Verteufeltes Theater

Ein Faust-Roman

von

Ein deutsches Provinztheater, Anfang des 20. Jahrhunderts; auf dem Programm steht Goethes Faust. Der Abend aber gerät von Anfang an aus dem Takt: Warum nur streut der Darsteller des Mephisto ganz eigene Verse ein – und wer ist überhaupt dieser fremde Schauspieler, der den plötzlich erkrankten Bühnen-Teufel vertritt? Und was hat es mit jenem Herrn im dunklen Gewand auf sich, ein Priester und Jesuit womöglich, der Schauspielern und Theaterdirektor zur Seite springt und dessen geistlicher Rat die großen Fragen der Welt auf seltsam zweideutige Weise löst? Treibt hier – so ahnt der Leser – am Ende gar der Leibhaftige sein Spiel im Spiel?

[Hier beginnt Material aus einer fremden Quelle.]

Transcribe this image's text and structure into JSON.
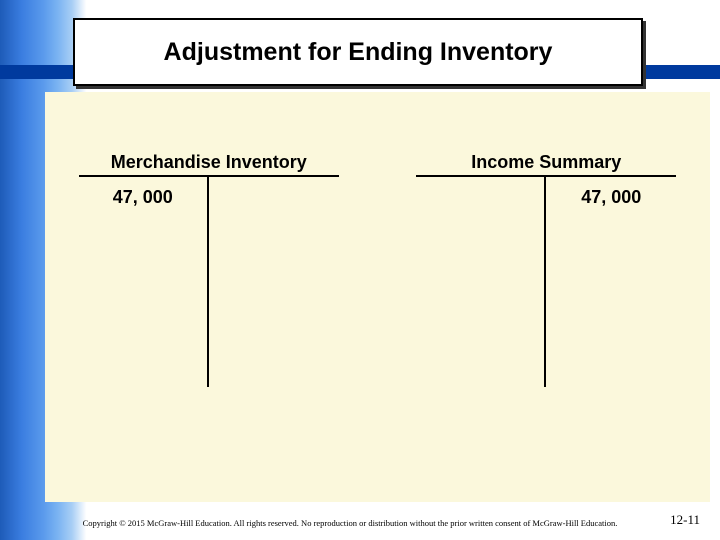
{
  "title": "Adjustment for Ending Inventory",
  "accounts": {
    "left": {
      "name": "Merchandise Inventory",
      "debit": "47, 000",
      "credit": ""
    },
    "right": {
      "name": "Income Summary",
      "debit": "",
      "credit": "47, 000"
    }
  },
  "footer": {
    "copyright": "Copyright © 2015 McGraw-Hill Education. All rights reserved. No reproduction or distribution without the prior written consent of McGraw-Hill Education.",
    "page": "12-11"
  },
  "colors": {
    "title_bg": "#ffffff",
    "title_border": "#000000",
    "bar": "#003a9e",
    "content_bg": "#fbf8dc"
  }
}
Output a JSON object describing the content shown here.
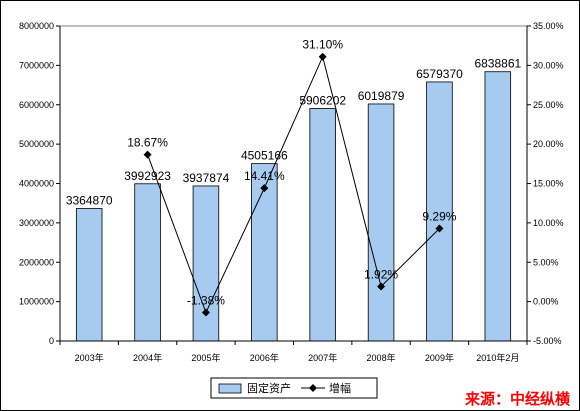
{
  "chart_data": {
    "type": "bar+line",
    "categories": [
      "2003年",
      "2004年",
      "2005年",
      "2006年",
      "2007年",
      "2008年",
      "2009年",
      "2010年2月"
    ],
    "series": [
      {
        "name": "固定资产",
        "type": "bar",
        "axis": "left",
        "values": [
          3364870,
          3992923,
          3937874,
          4505166,
          5906202,
          6019879,
          6579370,
          6838861
        ],
        "labels": [
          "3364870",
          "3992923",
          "3937874",
          "4505166",
          "5906202",
          "6019879",
          "6579370",
          "6838861"
        ],
        "color": "#a6caf0"
      },
      {
        "name": "增幅",
        "type": "line",
        "axis": "right",
        "values": [
          null,
          18.67,
          -1.38,
          14.41,
          31.1,
          1.92,
          9.29,
          null
        ],
        "labels": [
          "",
          "18.67%",
          "-1.38%",
          "14.41%",
          "31.10%",
          "1.92%",
          "9.29%",
          ""
        ],
        "color": "#000000"
      }
    ],
    "left_axis": {
      "min": 0,
      "max": 8000000,
      "step": 1000000,
      "ticks": [
        "0",
        "1000000",
        "2000000",
        "3000000",
        "4000000",
        "5000000",
        "6000000",
        "7000000",
        "8000000"
      ]
    },
    "right_axis": {
      "min": -5,
      "max": 35,
      "step": 5,
      "ticks": [
        "-5.00%",
        "0.00%",
        "5.00%",
        "10.00%",
        "15.00%",
        "20.00%",
        "25.00%",
        "30.00%",
        "35.00%"
      ]
    },
    "legend": {
      "position": "bottom"
    },
    "grid": false
  },
  "source": "来源：中经纵横"
}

Im Faust-Jahr, zur 200. Wiederkehr der Uraufführung, erscheint der lange vergessene Theater-, Faust- und Mephisto-Roman des Alexander Moritz Frey endlich in einer Neuausgabe. Frey gelingt es darin, seine Figuren – hypernervöse Schauspieler, einen geltungssüchtigen Theaterdirektor, einen Theatermann aus Berlin, unbedarfte Zuschauerinnen und diverse Komparsen – in der Schwebe zu halten zwischen Realismus und satirischer Zuspitzung. Im Zentrum jedoch steht der große Rätselhafte, der unerkannte Teufel im Priesterkleid, ein wortgewandter Intellektueller, der nur vermeintlich stets das Gute will. Ein geistreiches Spiel – und ein großes Lesevergnügen, nicht nur für Faust-Kenner.